Em conjunto, esses elementos levantam questões sobre como essas plataformas continuam a ter dificuldades para moderar esse tipo de conteúdo explícito, especialmente considerando que grande parte dele parece contradizer suas próprias diretrizes comunitárias. O TikTok, por exemplo, proíbe organizações violentas e odiosas, incluindo grupos extremistas, políticos e criminosos. Suas diretrizes citam organizações designadas pelas Nações Unidas, mas também sugerem um escopo de definição mais amplo. Embora os dissidentes das FARC-EP e o ELN não apareçam na Lista Consolidada do Conselho de Segurança da ONU, eles se alinham claramente com vários dos critérios declarados pelo TikTok.
O Facebook, por outro lado, baseia sua moderação na lista do governo dos EUA. O ELN está listado como organização terrorista desde 1997, e os dissidentes das FARC-EP foram adicionados em 2021. As FARC-EP originais foram removidas em 2016 após o acordo de paz, mas foram reincluídas após o aumento da atividade dissidente. Essa inconsistência entre as designações oficiais, aliada a práticas de fiscalização pouco claras nas plataformas, provavelmente contribui para a persistência de conteúdo online afiliado à guerrilha.
Conclusões e Recomendações
O conflito armado colombiano se estendeu além do controle territorial para o espaço digital. Grupos guerrilheiros agora usam as mídias sociais não apenas para propaganda e controle social, mas também para recrutamento, especialmente de jovens. Essas estratégias variam entre os grupos e são adaptadas às características específicas de cada plataforma.

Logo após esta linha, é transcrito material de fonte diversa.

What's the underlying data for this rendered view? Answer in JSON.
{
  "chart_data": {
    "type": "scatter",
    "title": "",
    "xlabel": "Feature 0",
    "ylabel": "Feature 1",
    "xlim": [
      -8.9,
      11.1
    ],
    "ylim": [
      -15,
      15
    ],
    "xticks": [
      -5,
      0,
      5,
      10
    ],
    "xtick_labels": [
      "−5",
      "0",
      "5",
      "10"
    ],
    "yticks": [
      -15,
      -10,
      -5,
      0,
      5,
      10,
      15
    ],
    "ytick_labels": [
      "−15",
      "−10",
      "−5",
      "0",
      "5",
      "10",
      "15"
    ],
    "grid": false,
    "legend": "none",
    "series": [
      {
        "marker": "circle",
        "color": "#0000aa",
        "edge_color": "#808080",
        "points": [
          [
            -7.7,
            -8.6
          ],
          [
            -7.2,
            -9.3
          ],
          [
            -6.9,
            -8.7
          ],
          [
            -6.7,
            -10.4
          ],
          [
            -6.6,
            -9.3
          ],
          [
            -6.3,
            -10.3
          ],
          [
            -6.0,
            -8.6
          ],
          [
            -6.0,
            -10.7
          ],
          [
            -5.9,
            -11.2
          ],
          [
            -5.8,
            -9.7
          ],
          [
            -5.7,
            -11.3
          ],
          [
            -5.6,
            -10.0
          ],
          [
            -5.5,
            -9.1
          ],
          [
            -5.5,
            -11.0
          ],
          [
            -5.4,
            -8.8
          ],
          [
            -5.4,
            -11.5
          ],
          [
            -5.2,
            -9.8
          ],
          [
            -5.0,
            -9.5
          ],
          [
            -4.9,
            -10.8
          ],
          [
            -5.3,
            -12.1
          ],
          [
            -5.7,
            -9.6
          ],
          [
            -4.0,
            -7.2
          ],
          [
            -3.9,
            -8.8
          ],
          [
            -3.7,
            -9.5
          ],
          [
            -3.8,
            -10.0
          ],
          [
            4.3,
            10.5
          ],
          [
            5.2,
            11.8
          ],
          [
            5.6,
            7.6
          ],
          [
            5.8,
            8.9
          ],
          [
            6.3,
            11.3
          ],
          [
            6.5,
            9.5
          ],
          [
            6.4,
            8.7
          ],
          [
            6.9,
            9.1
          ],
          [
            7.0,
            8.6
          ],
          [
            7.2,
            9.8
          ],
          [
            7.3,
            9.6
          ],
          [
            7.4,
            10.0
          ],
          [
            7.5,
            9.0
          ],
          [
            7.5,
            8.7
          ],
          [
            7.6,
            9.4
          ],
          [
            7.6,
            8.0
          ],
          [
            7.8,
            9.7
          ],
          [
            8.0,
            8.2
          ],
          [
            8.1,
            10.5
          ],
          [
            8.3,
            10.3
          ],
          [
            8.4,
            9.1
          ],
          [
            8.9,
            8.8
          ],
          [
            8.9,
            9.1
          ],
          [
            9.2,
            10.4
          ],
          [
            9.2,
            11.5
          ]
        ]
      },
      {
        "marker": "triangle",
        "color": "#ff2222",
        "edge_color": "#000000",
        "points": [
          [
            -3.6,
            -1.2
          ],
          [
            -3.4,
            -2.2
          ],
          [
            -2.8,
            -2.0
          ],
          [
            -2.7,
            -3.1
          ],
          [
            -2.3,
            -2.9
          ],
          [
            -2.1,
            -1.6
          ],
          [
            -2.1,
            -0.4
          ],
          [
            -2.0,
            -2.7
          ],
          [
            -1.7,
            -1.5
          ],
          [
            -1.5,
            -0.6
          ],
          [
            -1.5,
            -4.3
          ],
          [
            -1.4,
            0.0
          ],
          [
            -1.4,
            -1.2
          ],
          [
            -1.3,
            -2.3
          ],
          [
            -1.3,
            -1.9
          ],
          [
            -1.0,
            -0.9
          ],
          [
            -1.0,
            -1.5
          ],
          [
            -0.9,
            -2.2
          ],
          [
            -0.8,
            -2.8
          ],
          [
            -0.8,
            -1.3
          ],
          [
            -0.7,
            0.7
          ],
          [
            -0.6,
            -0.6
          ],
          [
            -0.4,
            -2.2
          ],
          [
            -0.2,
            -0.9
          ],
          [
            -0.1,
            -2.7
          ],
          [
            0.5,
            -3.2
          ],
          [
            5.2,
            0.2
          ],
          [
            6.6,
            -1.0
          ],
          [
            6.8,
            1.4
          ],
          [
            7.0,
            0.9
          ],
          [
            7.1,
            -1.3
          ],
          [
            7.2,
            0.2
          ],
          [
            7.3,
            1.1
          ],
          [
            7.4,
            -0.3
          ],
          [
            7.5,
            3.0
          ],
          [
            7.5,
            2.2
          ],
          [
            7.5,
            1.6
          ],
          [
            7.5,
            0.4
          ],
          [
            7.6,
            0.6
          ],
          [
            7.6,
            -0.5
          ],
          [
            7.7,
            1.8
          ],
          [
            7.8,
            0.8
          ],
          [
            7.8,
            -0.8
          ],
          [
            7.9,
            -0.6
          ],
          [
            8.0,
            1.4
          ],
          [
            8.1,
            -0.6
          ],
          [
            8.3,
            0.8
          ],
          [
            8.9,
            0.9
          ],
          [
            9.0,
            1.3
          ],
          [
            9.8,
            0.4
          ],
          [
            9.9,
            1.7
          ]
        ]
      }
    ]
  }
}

Apesar das crescentes preocupações, os esforços atuais de moderação permanecem ineficazes. Membros da guerrilha continuam compartilhando conteúdo que exibe abertamente suas identidades, afiliações e até mesmo cultivo ilícito de alimentos. Isso expõe a necessidade urgente de moderação contextualizada, liderada por indivíduos com profundo conhecimento local, apoiada por moderadores humanos mais bem treinados e ferramentas automatizadas. Diante das crescentes evidências — levantadas por instituições e pela mídia colombiana — de recrutamento de jovens por meio de plataformas digitais, as empresas de mídia social devem adotar medidas proativas para proteger os usuários mais vulneráveis. Isso inclui reavaliar como definem e rastreiam grupos extremistas, atualizar suas listas de referência e reforçar as políticas sobre armas, grupos armados e conteúdo relacionado a drogas no contexto colombiano. Em um cenário fragmentado, a identificação de conteúdo requer a compreensão dos nomes, estruturas e dinâmicas em evolução dos grupos locais. Abordar o recrutamento online de forma eficaz exige uma ação coordenada e interdisciplinar que envolva o Estado, empresas de tecnologia, pesquisadores, educadores, famílias e autoridades indígenas.